しかし、顔汗の治療を受けることで、顔以外の部位の汗が増える「代償性発汗」など、いくつかの副作用が起きる可能性もあるのだそう。
今回はいくつかの治療法をご紹介したものの、最終的な治療方針は、医師が診察を行い、みなさんと相談した上で決めるものです。
はじめから治療法を決めつけたり、安易に治療を決断したりせず、後悔の残らないように慎重に行ってくださいね。
まとめ
顔に大量の汗をかいてしまう顔面多汗症。
ボトックス注射のような病院でできる治療と、顔用の制汗剤を使った日々の対策を上手に組み合わせることで、嫌な汗の悩みを軽減することができます。

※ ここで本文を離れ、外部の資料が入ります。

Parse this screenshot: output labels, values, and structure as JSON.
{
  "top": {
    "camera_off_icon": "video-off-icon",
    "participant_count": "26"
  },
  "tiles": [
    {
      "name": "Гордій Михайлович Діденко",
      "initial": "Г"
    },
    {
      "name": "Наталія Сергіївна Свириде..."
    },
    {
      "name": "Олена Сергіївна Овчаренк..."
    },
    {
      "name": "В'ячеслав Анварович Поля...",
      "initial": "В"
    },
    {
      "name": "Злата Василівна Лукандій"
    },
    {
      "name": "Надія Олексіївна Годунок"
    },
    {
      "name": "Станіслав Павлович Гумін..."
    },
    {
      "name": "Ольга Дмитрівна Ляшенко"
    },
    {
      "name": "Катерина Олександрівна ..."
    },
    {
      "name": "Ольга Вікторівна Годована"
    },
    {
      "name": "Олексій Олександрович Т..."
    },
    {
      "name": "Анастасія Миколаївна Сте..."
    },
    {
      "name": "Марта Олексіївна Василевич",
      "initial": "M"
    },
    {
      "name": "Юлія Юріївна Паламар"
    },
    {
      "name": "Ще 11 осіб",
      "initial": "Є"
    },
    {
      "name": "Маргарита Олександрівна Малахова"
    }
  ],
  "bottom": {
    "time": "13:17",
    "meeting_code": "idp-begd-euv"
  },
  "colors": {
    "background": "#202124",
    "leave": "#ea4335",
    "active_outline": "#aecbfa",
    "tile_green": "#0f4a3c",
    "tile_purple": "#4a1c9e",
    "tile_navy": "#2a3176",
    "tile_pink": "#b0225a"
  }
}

また、汗のことを気にすればするほど、顔汗はひどくなってしまいますが、周りの人は意外と汗に気づいていない…ということも。汗をかいても大丈夫、とゆったりと構えることも大切です。
顔汗多汗症は改善できるものなので、一人で気負わず、今回ご紹介した対策法をぜひ検討してみてください。